Guerra comercial põe empresas europeias em modo de espera, revela BCE

Uma pesquisa recente do Banco Central Europeu (BCE) com 79 grandes empresas da Zona do Euro revela um cenário de cautela no setor privado. Enquanto as tensões comerciais entre EUA e seus parceiros comerciais se intensificam, as empresas europeias adotam uma postura de “esperar para ver”, adiando investimentos e revisando projeções.

Impacto das tarifas americanas na economia europeia

O relatório do BCE, realizado entre 17 e 26 de março, mostra que as medidas protecionistas dos EUA são vistas pelas empresas europeias mais como “um risco” do que como realidade consolidada.
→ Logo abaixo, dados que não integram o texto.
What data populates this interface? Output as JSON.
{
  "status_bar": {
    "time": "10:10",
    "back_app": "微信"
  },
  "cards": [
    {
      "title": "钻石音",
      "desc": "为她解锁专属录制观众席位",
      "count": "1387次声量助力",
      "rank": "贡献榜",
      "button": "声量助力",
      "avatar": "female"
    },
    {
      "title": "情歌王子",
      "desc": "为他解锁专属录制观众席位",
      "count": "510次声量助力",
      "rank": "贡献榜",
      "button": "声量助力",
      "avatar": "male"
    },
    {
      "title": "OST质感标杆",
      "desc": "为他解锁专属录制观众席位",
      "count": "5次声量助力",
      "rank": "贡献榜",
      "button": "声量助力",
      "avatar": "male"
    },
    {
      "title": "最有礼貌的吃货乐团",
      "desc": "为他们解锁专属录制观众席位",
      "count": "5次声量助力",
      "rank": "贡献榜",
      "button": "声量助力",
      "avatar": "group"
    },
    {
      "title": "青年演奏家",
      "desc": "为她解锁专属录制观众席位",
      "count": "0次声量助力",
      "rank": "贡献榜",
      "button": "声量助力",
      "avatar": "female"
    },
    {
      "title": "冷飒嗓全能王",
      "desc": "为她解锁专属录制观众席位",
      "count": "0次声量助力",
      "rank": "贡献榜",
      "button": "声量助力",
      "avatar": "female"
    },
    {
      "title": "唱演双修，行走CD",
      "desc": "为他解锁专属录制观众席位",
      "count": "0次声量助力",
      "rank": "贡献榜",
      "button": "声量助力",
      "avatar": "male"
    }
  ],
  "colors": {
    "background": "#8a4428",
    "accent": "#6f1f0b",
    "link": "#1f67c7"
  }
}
Entre as companhias que já ajustaram suas expectativas, predominam previsões de menor atividade econômica e preços mais altos para consumidores. Setores dependentes de insumos americanos são os mais afetados, com muitas empresas revendo cadeias de suprimentos. Curiosamente, o estudo revela que algumas indústrias veem oportunidades nas tensões comerciais, buscando alternativas de fornecedores em outros mercados.

Defesa e indústria: o lado inesperado do aumento de gastos militares

Enquanto as tarifas preocupam, os planos de aumento nos gastos com defesa na Europa estão sendo recebidos com otimismo por parte do setor empresarial. Empresas de máquinas e construção civil enxergam nessas políticas um potencial estímulo à demanda. O BCE destaca que os anúncios de maior financiamento para defesa foram considerados “suficientemente grandes e certos” para melhorar expectativas. No entanto, alguns executivos alertam para possíveis efeitos colaterais, como pressões inflacionárias e desvio de recursos de outros projetos estratégicos.
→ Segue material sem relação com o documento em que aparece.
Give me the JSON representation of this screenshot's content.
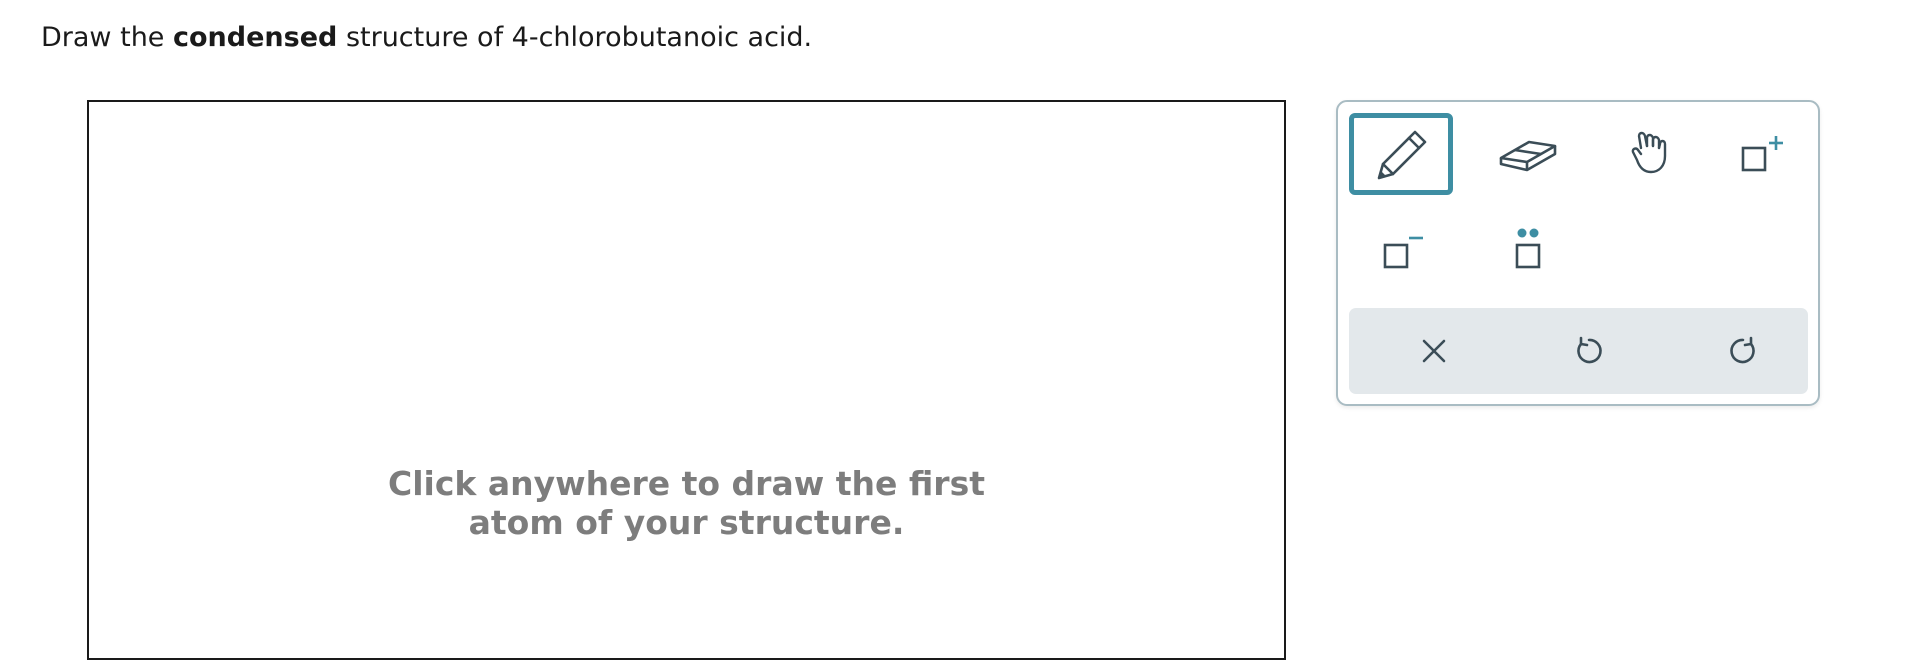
{
  "question": {
    "prefix": "Draw the ",
    "emphasis": "condensed",
    "suffix": " structure of 4-chlorobutanoic acid."
  },
  "canvas": {
    "hint_line1": "Click anywhere to draw the first",
    "hint_line2": "atom of your structure."
  },
  "toolbox": {
    "tools": [
      {
        "name": "pencil-tool",
        "icon": "pencil-icon",
        "selected": true
      },
      {
        "name": "eraser-tool",
        "icon": "eraser-icon",
        "selected": false
      },
      {
        "name": "hand-tool",
        "icon": "hand-icon",
        "selected": false
      },
      {
        "name": "positive-charge-tool",
        "icon": "positive-charge-icon",
        "label": "+",
        "selected": false
      },
      {
        "name": "negative-charge-tool",
        "icon": "negative-charge-icon",
        "label": "−",
        "selected": false
      },
      {
        "name": "lone-pair-tool",
        "icon": "lone-pair-icon",
        "selected": false
      }
    ],
    "actions": [
      {
        "name": "clear-button",
        "icon": "close-icon"
      },
      {
        "name": "undo-button",
        "icon": "undo-icon"
      },
      {
        "name": "redo-button",
        "icon": "redo-icon"
      }
    ]
  },
  "colors": {
    "accent": "#3e8ea3",
    "icon": "#3b4d57",
    "hint": "#7d7d7d",
    "action_bar": "#e3e8eb",
    "toolbox_border": "#a9bcc3"
  }
}
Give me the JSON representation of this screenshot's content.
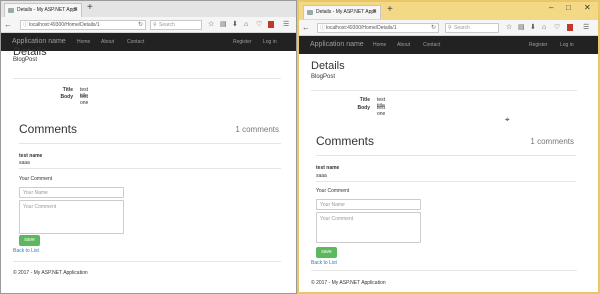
{
  "browser": {
    "tab_title": "Details - My ASP.NET Appli",
    "url": "localhost:49300/Home/Details/1",
    "search_placeholder": "Search"
  },
  "app": {
    "brand": "Application name",
    "nav": [
      "Home",
      "About",
      "Contact"
    ],
    "nav_right": [
      "Register",
      "Log in"
    ]
  },
  "details": {
    "title": "Details",
    "subtitle": "BlogPost",
    "fields": [
      {
        "label": "Title",
        "value": "test title"
      },
      {
        "label": "Body",
        "value": "test one"
      }
    ]
  },
  "comments": {
    "heading": "Comments",
    "count": "1 comments",
    "items": [
      {
        "name": "test name",
        "body": "saaa"
      }
    ],
    "form": {
      "label": "Your Comment",
      "name_placeholder": "Your Name",
      "comment_placeholder": "Your Comment",
      "submit": "save"
    }
  },
  "back_link": "Back to List",
  "footer": "© 2017 - My ASP.NET Application",
  "colors": {
    "navbar": "#222222",
    "button": "#5cb85c",
    "link": "#337ab7",
    "window_active_border": "#e8c766"
  }
}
Mercado de trabalho e consumo: um retrato em dois tempos

O estudo revela um cenário desigual na economia europeia:

  • Setores como construção e defesa continuam expandindo contratações
  • A indústria mostra sinais de recuperação
  • O varejo permanece frágil, com consumidores ainda cautelosos
  • Bens de consumo duráveis, como eletrônicos, experimentam demanda aquecida

Os salários devem crescer 3% em 2025, abaixo dos 4,3% de 2024, indicando um retorno a padrões mais tradicionais de ajustes salariais vinculados à produtividade.

Perguntas e respostas

1. Como as empresas europeias estão reagindo às tarifas americanas?
A maioria adotou uma postura de cautela, adiando investimentos e tratando as medidas como risco potencial, não como realidade imediata.

2. Quais setores se beneficiam do aumento nos gastos com defesa?
Indústrias de máquinas e construção civil são as mais otimistas, enxergando novas oportunidades de negócios.
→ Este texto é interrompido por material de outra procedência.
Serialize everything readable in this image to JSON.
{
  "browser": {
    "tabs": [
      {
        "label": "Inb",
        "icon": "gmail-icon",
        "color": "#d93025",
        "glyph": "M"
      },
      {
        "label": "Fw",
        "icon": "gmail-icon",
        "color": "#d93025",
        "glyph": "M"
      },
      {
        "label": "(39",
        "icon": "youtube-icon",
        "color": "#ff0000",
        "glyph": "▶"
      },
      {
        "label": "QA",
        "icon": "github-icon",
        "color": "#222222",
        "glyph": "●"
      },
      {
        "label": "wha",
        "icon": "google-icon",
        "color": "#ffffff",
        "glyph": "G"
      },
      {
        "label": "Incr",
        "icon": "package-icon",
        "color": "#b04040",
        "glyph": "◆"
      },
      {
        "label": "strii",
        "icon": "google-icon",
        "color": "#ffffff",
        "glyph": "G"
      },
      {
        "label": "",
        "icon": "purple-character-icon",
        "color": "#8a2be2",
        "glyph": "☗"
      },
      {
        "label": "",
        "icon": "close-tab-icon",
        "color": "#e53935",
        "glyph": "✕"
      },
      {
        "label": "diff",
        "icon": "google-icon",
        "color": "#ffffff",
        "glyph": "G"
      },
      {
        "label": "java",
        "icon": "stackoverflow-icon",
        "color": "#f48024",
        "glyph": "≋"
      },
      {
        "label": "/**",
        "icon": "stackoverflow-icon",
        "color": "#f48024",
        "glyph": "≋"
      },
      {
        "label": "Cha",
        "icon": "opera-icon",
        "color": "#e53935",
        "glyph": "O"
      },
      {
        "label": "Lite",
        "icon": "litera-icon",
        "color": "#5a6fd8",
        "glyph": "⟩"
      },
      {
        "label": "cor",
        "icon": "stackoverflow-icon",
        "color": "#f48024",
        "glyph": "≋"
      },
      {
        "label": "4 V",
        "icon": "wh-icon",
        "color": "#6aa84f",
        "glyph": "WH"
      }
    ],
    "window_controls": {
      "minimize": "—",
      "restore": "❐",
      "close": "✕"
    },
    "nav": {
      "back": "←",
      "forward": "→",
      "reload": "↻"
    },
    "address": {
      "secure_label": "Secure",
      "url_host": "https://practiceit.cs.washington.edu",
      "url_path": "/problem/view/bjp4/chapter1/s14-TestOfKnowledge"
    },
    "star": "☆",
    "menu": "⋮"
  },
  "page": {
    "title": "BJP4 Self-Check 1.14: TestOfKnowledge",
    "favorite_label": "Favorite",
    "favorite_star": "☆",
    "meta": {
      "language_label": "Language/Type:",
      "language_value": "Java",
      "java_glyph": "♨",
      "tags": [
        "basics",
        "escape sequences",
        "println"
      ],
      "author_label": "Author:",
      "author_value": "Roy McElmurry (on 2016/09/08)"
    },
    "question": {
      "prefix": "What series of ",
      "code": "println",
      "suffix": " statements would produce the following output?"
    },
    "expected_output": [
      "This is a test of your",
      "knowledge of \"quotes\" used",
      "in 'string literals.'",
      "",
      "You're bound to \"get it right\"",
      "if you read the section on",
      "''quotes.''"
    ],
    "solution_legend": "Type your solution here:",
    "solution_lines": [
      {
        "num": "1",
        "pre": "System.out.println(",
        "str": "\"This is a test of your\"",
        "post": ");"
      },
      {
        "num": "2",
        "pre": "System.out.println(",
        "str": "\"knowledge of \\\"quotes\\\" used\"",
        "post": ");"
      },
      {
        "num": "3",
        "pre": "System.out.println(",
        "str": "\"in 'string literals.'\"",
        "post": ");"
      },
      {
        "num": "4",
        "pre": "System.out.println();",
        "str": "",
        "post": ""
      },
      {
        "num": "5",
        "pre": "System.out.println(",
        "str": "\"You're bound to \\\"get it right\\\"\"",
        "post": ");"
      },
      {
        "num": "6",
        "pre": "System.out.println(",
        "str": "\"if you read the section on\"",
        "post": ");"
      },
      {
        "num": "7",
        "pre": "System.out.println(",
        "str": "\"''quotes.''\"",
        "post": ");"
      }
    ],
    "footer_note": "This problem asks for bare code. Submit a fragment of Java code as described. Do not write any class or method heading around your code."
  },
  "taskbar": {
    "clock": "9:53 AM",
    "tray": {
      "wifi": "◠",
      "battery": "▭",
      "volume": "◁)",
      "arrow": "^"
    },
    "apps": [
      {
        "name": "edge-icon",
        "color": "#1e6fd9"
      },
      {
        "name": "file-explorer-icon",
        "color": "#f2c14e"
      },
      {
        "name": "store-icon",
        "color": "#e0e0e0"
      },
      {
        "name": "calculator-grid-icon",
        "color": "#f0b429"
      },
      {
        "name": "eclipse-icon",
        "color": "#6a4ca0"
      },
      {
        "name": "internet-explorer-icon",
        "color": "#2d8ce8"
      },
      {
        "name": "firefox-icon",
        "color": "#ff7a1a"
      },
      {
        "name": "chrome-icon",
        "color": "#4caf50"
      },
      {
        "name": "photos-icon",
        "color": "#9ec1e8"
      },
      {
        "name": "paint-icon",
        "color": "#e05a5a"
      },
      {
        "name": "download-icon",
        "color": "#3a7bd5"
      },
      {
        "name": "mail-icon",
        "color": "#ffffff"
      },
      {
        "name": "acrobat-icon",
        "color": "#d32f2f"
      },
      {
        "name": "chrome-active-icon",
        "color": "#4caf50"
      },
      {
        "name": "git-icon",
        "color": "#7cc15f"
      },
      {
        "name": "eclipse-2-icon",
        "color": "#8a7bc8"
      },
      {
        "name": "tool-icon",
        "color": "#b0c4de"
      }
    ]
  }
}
3. O que esperar do mercado de trabalho europeu em 2025?
Contratações devem continuar em setores específicos, com crescimento salarial moderado para 3%, abaixo do observado em 2024.

O relatório do BCE pinta um quadro complexo para a economia europeia, onde riscos e oportunidades coexistem em meio a um cenário global de incertezas comerciais. Enquanto algumas empresas se preparam para turbulências, outras já identificam novas fontes de crescimento em meio às mudanças.